Francisco Otero, 39, who was inside his parents' home just beside the section of the track where the accident happened, said he "heard a huge bang".
"The first thing I saw was the body of a woman. I had never seen a corpse before. But above all what caught my attention was that there was a lot of silence, some smoke and a small fire," he said. "My neighbours tried to pull out people who were trapped inside the carriages with the help of pickaxes and sledgehammers and they eventually got them out with a hand saw. It was unreal," he told AFP.
The twisted, gutted shells of the white train carriages lay near a bend in the track on the outskirts of Santiago de Compostela. One was rammed into a concrete siding, another snapped like a branch over the top of a third. Bits of twisted metal from a fourth were scattered nearby.
The images of the wrecked carriages stirred memories of the 2004 Madrid train bombings by Islamic extremists which killed 191 people. The town hall of Santiago de Compostela called off concerts and firework displays that had been planned as part of the festivities in honour of its patron saint. The eight carriages derailed on a stretch of high-speed track about 4km from the station in the city, the destination of the famous El Camino de Santiago pilgrimage which has been followed by Christians since the Middle Ages.
The train was the Alvia model which is able to adapt between high-speed and normal tracks. It had left Madrid and was heading for the coastal shipbuilding town of Ferrol as the Galicia region was preparing celebrations in honour of its patron saint James.

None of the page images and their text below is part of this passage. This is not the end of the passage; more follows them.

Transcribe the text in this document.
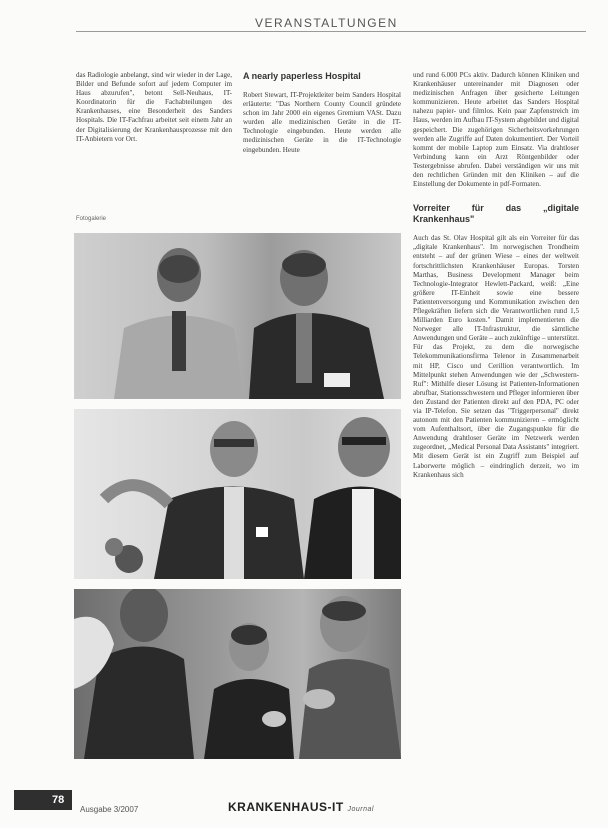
VERANSTALTUNGEN

das Radiologie anbelangt, sind wir wieder in der Lage, Bilder und Befunde sofort auf jedem Computer im Haus abzurufen", betont Sell-Neuhaus, IT-Koordinatorin für die Fachabteilungen des Krankenhauses, eine Besonderheit des Sanders Hospitals. Die IT-Fachfrau arbeitet seit einem Jahr an der Digitalisierung der Krankenhausprozesse mit den IT-Anbietern vor Ort.

Fotogalerie
A nearly paperless Hospital

Robert Stewart, IT-Projektleiter beim Sanders Hospital erläuterte: "Das Northern County Council gründete schon im Jahr 2000 ein eigenes Gremium VASt. Dazu wurden alle medizinischen Geräte in die IT-Technologie eingebunden. Heute werden alle medizinischen Geräte in die IT-Technologie eingebunden. Heute

und rund 6.000 PCs aktiv. Dadurch können Kliniken und Krankenhäuser untereinander mit Diagnosen oder medizinischen Anfragen über gesicherte Leitungen kommunizieren. Heute arbeitet das Sanders Hospital nahezu papier- und filmlos. Kein paar Zapfenstreich im Haus, werden im Aufbau IT-System abgebildet und digital gespeichert. Die zugehörigen Sicherheitsvorkehrungen werden alle Zugriffe auf Daten dokumentiert. Der Vorteil kommt der mobile Laptop zum Einsatz. Via drahtloser Verbindung kann ein Arzt Röntgenbilder oder Testergebnisse abrufen. Dabei verständigen wir uns mit den rechtlichen Gründen mit den Kliniken – auf die Einstellung der Dokumente in pdf-Formaten.

Vorreiter für das „digitale Krankenhaus"

Auch das St. Olav Hospital gilt als ein Vorreiter für das „digitale Krankenhaus". Im norwegischen Trondheim entsteht – auf der grünen Wiese – eines der weltweit fortschrittlichsten Krankenhäuser Europas. Torsten Marthas, Business Development Manager beim Technologie-Integrator Hewlett-Packard, weiß: „Eine größere IT-Einheit sowie eine bessere Patientenversorgung und Kommunikation zwischen den Pflegekräften liefern sich die Verantwortlichen rund 1,5 Milliarden Euro kosten." Damit implementierten die Norweger alle IT-Infrastruktur, die sämtliche Anwendungen und Geräte – auch zukünftige – unterstützt. Für das Projekt, zu dem die norwegische Telekommunikationsfirma Telenor in Zusammenarbeit mit HP, Cisco und Cerillion verantwortlich. Im Mittelpunkt stehen Anwendungen wie der „Schwestern-Ruf": Mithilfe dieser Lösung ist Patienten-Informationen abrufbar, Stationsschwestern und Pfleger informieren über den Zustand der Patienten direkt auf den PDA, PC oder via IP-Telefon. Sie setzen das "Triggerpersonal" direkt autonom mit den Patienten kommunizieren – ermöglicht vom Aufenthaltsort, über die Zugangspunkte für die Anwendung drahtloser Geräte im Netzwerk werden zugeordnet, „Medical Personal Data Assistants" integriert. Mit diesem Gerät ist ein Zugriff zum Beispiel auf Laborwerte möglich – eindringlich derzeit, wo im Krankenhaus sich

78
Ausgabe 3/2007	KRANKENHAUS-IT Journal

Spanish Prime Minister Mariano Rajoy, a native of Santiago de Compostela, visited the scene of the accident on Thursday and declared three days of mourning. King Juan Carlos and Crown Prince Felipe called off their public engagements out of respect for the victims. Rescue workers spent the night searching through smashed carriages alongside the tracks. As dawn broke, cranes brought to the scene were used to lift the carriages away from the tracks. Rescue workers collected passengers' scattered luggage and loaded it into a truck next to the tracks.